We learned that, “Yon bel ‘bonjou’ se paspo ou.” (A beautiful “hello” is your passport!) We spent two days in Bon Repos, an hour outside the city painting a church inside and out as well as some office space, , resurfacing the chalkboards in the school, distributing school supplies, teaching two classes how to make “God’s Eyes” , attempting to play soccer with 250 excited students, and generally feeling very welcomed by our Haitian hosts. Things are not easy or convenient in Haiti….”Deye mon, gen mon” (“Beyond mountains are mountains.”) There is always another challenge to face. But we did learn that “Men anpil chay pa lou.” “Many hands make light work.” (And I thought my mother invented that!! )

We also learned that things in Haiti don’t necessarily happen on OUR timetable! “Piti, piti zwazo fe nich li.” Be patient. “Little by little the bird builds its nest.”

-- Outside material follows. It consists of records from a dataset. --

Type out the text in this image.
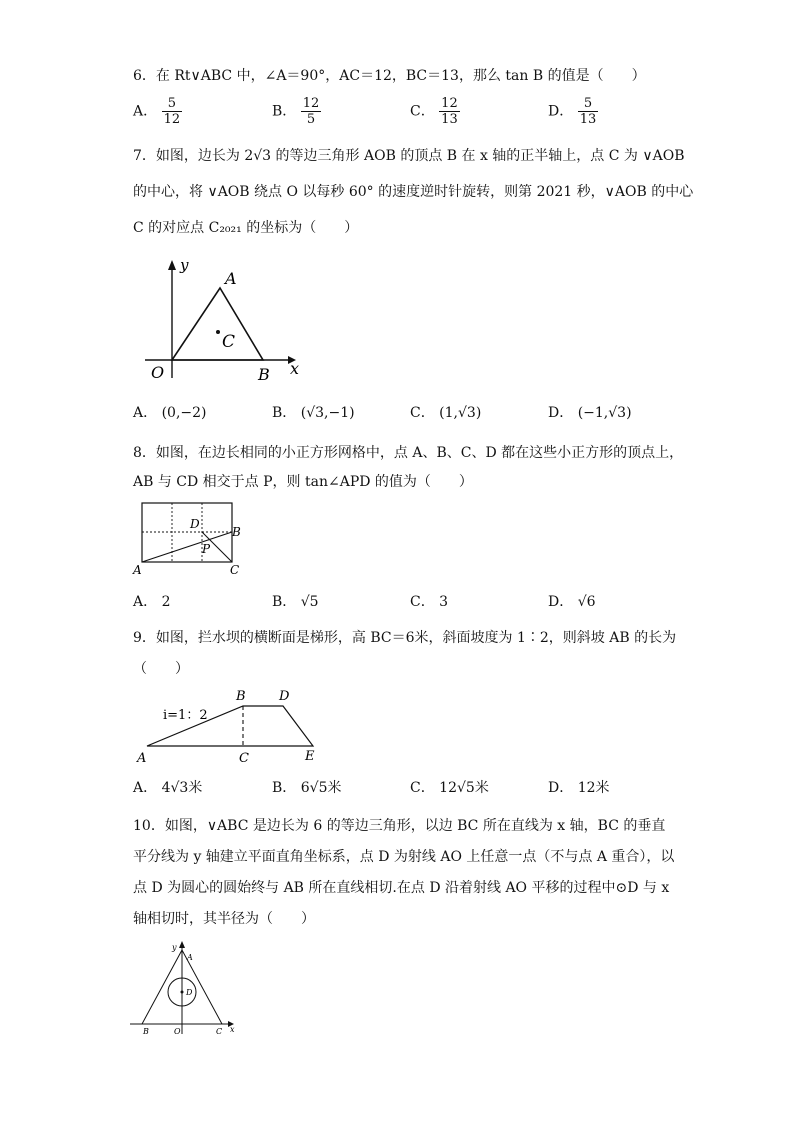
6．在 Rt∨ABC 中，∠A＝90°，AC＝12，BC＝13，那么 tan B 的值是（　　）
A． $\frac{5}{12}$	B． $\frac{12}{5}$	C． $\frac{12}{13}$	D． $\frac{5}{13}$
7．如图，边长为 2√3 的等边三角形 AOB 的顶点 B 在 x 轴的正半轴上，点 C 为 ∨AOB
的中心，将 ∨AOB 绕点 O 以每秒 60° 的速度逆时针旋转，则第 2021 秒，∨AOB 的中心
C 的对应点 C₂₀₂₁ 的坐标为（　　）
y
x
O
A
B
C
A． (0,−2)	B． (√3,−1)	C． (1,√3)	D． (−1,√3)
8．如图，在边长相同的小正方形网格中，点 A、B、C、D 都在这些小正方形的顶点上，
AB 与 CD 相交于点 P，则 tan∠APD 的值为（　　）
A
B
C
D
P
A． 2	B． √5	C． 3	D． √6
9．如图，拦水坝的横断面是梯形，高 BC＝6米，斜面坡度为 1∶2，则斜坡 AB 的长为
（　　）
i=1：2
A
B
C
D
E
A． 4√3米	B． 6√5米	C． 12√5米	D． 12米
10．如图，∨ABC 是边长为 6 的等边三角形，以边 BC 所在直线为 x 轴，BC 的垂直
平分线为 y 轴建立平面直角坐标系，点 D 为射线 AO 上任意一点（不与点 A 重合），以
点 D 为圆心的圆始终与 AB 所在直线相切.在点 D 沿着射线 AO 平移的过程中⊙D 与 x
轴相切时，其半径为（　　）
y
x
A
B	C
D
O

The students shared some of what we experienced in worship on Sunday, May 3, incorporating the hymns we sang and the scripture we read while in Haiti. It was a deeply moving experience I think for all of us and one we will not soon forget.

Have to close with my new favorite Haitian proverb: “Fanm se kajou: plis li vye, plis li bon.” (“A woman is like mahoghany: the older she is, the better she is!”) That one’s a keeper!!!

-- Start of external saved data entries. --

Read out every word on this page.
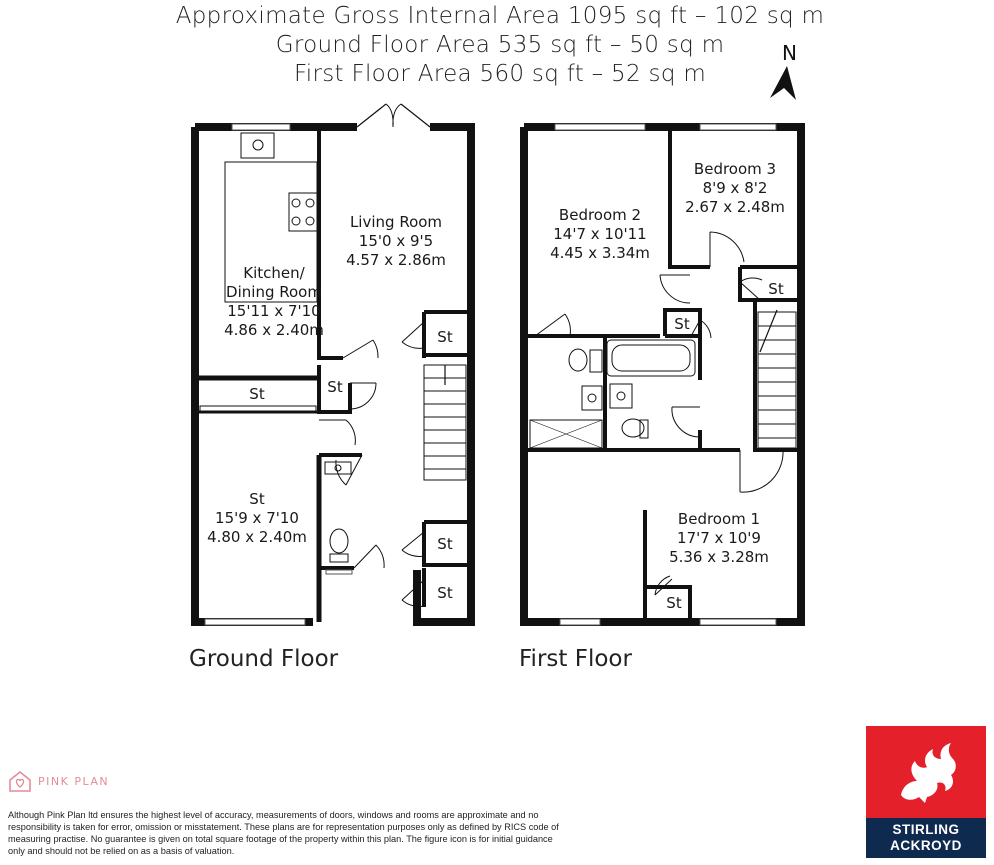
Approximate Gross Internal Area 1095 sq ft – 102 sq m
Ground Floor Area 535 sq ft – 50 sq m
First Floor Area 560 sq ft – 52 sq m
N
Living Room
15'0 x 9'5
4.57 x 2.86m
Kitchen/
Dining Room
15'11 x 7'10
4.86 x 2.40m
St	St
St
St
St
St
15'9 x 7'10
4.80 x 2.40m
Bedroom 2
14'7 x 10'11
4.45 x 3.34m
Bedroom 3
8'9 x 8'2
2.67 x 2.48m
Bedroom 1
17'7 x 10'9
5.36 x 3.28m
St
St
St
Ground Floor	First Floor
PINK PLAN
Although Pink Plan ltd ensures the highest level of accuracy, measurements of doors, windows and rooms are approximate and no responsibility is taken for error, omission or misstatement. These plans are for representation purposes only as defined by RICS code of measuring practise. No guarantee is given on total square footage of the property within this plan. The figure icon is for initial guidance only and should not be relied on as a basis of valuation.
STIRLING
ACKROYD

CONASPEH Congress June 9-11

On Sunday, June 8, Mark Pohlman, Julie Pohlman, Mary Friedman, and Pauline Bassett (from First Churches Northampton) will be traveling to Port-au-Prince, Haiti for the congress of churches supporting CONASPEH, the National Spiritual Council of Churches of Haiti. Representatives from Global Ministries and other U.C.C. and Disciples of Christ churches in the U.S. will also attend the congress with our Haitian partners. The group will be bringing school supply kits donated by the fifth grade students at Blueberry Hill School. The students heard about Haiti and the CONASPEH school during a program at the school on Thursday, May 22. Mary Friedman presented a power point and shared her experiences and crafts from Haiti with the students. The group also hopes to take the money from our church’s Haiti Scholarship Fund Drive to Director Patrick Villiers when they go.

Farewell to CONASPEH

Our last day at CONASPEH was yesterday.  Our group was treated to a lovely brunch after our evaluation session.  It was Fred’s birthday and our hosts even had a cake for him!  We loved seeing familiar faces such as Porcena, a high school student whom I first met when she was in grade 6.  She is a scholarship student who is very artistic and she showed us some of her drawings. She helped to design and paint our Haiti banner in Bailey Hall.

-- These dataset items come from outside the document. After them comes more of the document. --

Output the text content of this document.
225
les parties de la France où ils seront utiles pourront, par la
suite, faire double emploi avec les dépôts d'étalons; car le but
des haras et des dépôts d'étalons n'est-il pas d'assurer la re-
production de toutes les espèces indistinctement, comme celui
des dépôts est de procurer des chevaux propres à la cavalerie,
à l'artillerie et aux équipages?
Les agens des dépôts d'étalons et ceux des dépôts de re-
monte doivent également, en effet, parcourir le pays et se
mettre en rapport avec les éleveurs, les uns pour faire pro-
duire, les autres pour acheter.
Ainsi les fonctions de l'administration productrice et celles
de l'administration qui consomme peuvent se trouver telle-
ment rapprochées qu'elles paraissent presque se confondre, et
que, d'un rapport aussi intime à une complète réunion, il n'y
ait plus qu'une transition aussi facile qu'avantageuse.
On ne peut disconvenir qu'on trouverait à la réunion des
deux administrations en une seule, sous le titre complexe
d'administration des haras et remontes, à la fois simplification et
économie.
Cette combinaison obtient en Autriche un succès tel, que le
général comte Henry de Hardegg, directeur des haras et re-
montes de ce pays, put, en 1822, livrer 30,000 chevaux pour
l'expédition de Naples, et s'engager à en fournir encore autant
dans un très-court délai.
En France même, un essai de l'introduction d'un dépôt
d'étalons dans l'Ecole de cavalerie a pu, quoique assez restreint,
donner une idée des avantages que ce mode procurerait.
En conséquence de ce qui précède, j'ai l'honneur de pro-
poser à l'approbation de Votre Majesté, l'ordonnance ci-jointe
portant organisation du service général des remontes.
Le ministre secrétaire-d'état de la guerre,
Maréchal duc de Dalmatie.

Bishops of CONSPEH Support One Another

Yesterday afternoon we were able to sit in on a session of sharing and support among the leaders of CONASPEH.  Pastor Fred Morton  has been in dialogue with them this week to gain a better understanding of the challenges they all face in their ministries.  This session was especially poignant in that Pastor Francois Villiers described her experience of preaching a sermon the week after she had buried their 12 year old son Demetress last March after his kidnapping and murder.


Bishop Jean-Baptiste told the story of when his wife died.  It was clear that these two people understood the burden of grief born by each other and felt the presence of God in their suffering.  This mutual support is so vital to these people who serve their respective congregations in so many ways,  They are the teachers, preachers, counselors, social workers. . . the glue that holds their communities together.  We are in awe of their responsibilities and commitment.  They are people of great faith!